According to Andrew Oswald, an economist at Warwick University, one explanation is that under capitalism we spend too much time looking over our shoulders at the Joneses. The other - more compelling - theory is that because of higher educational expectations and the onus on achievement, more and more of us are tortured by our failure to live up to the aspirations of youth.

'People start out in life pretty certain that they're going to end up like David Beckham or win the Nobel Prize,' says Oswald. 'Then, after a few years, they discover it's quite tough out there - not just in their careers, but in life. Unsurprisingly, their happiness drops.' The good news is that the downer doesn't last. According to Oswald, if you trace the trajectory of most peoples' happiness over time it resembles a J-curve. People typically record high satisfaction levels in their early twenties. These then fall steadily towards middle age, before troughing at around 42. Most of us then grow steadily happier as we get older, with those in their sixties expressing the highest satisfaction levels of all - as long, that is, as they stay healthy.
Goo from the other side: The ever-fascinating Cabinet magazine geeks out on ectoplasm:
The word ectoplasm, from the Greek ektos, "outside," and plasma, "something that can be formed or molded,"... is defined as "a viscous substance ... from which spirits make themselves visible forms... alive, sensitive to touch and light... cold to the touch, slightly luminous and having a characteristic smell...." In the 1920s, a French doctor who conducted numerous experiments expanded on the characteristics of the stuff: "The color white is the most frequent.... On touch ... it can seem soft and a bit elastic when it spreads; hard, knotty or fibrous when it forms strings.... Sometimes it gives the sensation of a spider's web fluttering over the observers' hand.... The substance is mobile.
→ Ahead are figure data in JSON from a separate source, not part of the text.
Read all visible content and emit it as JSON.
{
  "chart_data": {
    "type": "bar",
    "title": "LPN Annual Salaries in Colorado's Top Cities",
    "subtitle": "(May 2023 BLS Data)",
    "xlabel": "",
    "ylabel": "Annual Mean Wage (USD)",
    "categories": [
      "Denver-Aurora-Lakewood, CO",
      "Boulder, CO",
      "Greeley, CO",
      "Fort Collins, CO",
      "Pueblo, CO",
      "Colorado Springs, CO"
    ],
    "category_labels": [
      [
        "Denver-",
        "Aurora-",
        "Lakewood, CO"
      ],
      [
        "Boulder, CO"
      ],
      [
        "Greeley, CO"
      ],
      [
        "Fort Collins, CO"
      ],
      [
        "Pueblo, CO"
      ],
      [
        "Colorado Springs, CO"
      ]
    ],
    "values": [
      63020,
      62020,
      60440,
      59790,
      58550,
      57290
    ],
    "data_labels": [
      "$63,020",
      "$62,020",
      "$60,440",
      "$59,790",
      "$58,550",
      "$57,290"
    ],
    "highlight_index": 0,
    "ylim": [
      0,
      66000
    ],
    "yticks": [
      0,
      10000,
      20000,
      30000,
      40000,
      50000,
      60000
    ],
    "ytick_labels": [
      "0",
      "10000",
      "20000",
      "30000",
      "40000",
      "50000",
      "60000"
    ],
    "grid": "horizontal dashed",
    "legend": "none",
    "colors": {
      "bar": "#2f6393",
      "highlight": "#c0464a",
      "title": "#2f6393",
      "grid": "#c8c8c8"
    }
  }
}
At one moment it evolves slowly, rises, falls, wanders over the medium, her shoulders, her breast, her knees, with a creeping motion that recalls that of a reptile..." The same witness warned, "Any touch will resonate painfully on [the medium]. If the touch is ever so slightly harsh or prolonged, the medium evinces pain compared to that which a shock to the quick would produce."5 After making its appearance, ectoplasm was re-absorbed into the medium's body—unless it was rudely captured, as in the case of Helen Duncan.